The procedure was successful, and Ed remained in the CVICU to recover for a few days. Along with Dr. Louis, Ed was cared for by Imran Arif, MD, UC Health interventional cardiologist and professor of clinical medicine at the UC College of Medicine, and Christopher Mahida, MD, UC Health interventional cardiology fellow. Members of the catheterization lab team included Tim Carlin, RN; Hali Sebastian, RT; and Jacob Blanton, RN.

“What a fantastic family and fantastic person,” Tim said about Ed and the Fernandes family. “I was happy to help Ed and be part of this team. Patients like this remind me why I became a nurse.”

Ed was transferred from the CVICU to a stepdown unit down the hallway on the sixth floor of UC Medical Center. He went back home two weeks later.

“Mr. Fernandes was in great spirits. He was a great patient and reminded us all of the reasons why we went into the medical field,” Jacob said. “The past two years have been especially difficult [due to COVID-19], but patients like him make our days a lot better.”
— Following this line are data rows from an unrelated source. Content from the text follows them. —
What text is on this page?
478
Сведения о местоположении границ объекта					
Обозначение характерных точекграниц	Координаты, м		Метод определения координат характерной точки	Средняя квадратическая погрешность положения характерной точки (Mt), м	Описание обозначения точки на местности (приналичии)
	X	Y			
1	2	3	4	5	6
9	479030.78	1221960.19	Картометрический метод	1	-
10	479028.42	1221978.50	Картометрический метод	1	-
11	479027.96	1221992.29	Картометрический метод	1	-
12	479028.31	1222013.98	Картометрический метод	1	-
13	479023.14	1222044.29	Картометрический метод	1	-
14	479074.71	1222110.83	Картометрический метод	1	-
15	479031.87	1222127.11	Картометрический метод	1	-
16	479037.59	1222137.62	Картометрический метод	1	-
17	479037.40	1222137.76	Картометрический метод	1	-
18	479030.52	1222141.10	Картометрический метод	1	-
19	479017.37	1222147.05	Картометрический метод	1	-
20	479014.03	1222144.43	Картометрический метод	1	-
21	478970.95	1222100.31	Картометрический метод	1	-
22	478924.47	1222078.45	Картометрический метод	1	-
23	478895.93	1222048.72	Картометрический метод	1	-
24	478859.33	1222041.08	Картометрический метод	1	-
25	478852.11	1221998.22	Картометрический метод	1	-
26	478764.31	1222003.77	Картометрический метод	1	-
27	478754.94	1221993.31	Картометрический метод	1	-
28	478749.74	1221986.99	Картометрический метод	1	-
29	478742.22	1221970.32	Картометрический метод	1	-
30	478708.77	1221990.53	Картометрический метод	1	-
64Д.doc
Despite the frightening experience, Ed remained positive and worked hard to recover so he could reunite with his family back home.

“I feel terrific now,” Ed said. “I look forward to spending time with my family again, especially the grandkids.”

All of this has been made possible thanks to Jerry and to Ed’s care team. He remains grateful for everyone who helped save his life.

“It warms my heart to know that Ed has made a full recovery,” Jerry said.

Having only been to Cincinnati a few times, Ed is appreciative for the friendly spirit of the city. Although he hopes others don’t have to go through the same life-threatening struggles, he wishes they will go to UC Health to receive care if needed.

“As a team, we were able to come together quickly, determine exactly what the issue was, and the physicians were able to create a plan of care that best benefitted Mr. Fernandes,” Hali explained. “These kinds of situations make me proud to be part of this excellent team.”

Since he wasn’t able to attend the Raiders playoff game this year, Ed already looks forward to next year when he will be able to see them again. He hopes that his love for the Raiders will eventually rub off on his grandkids.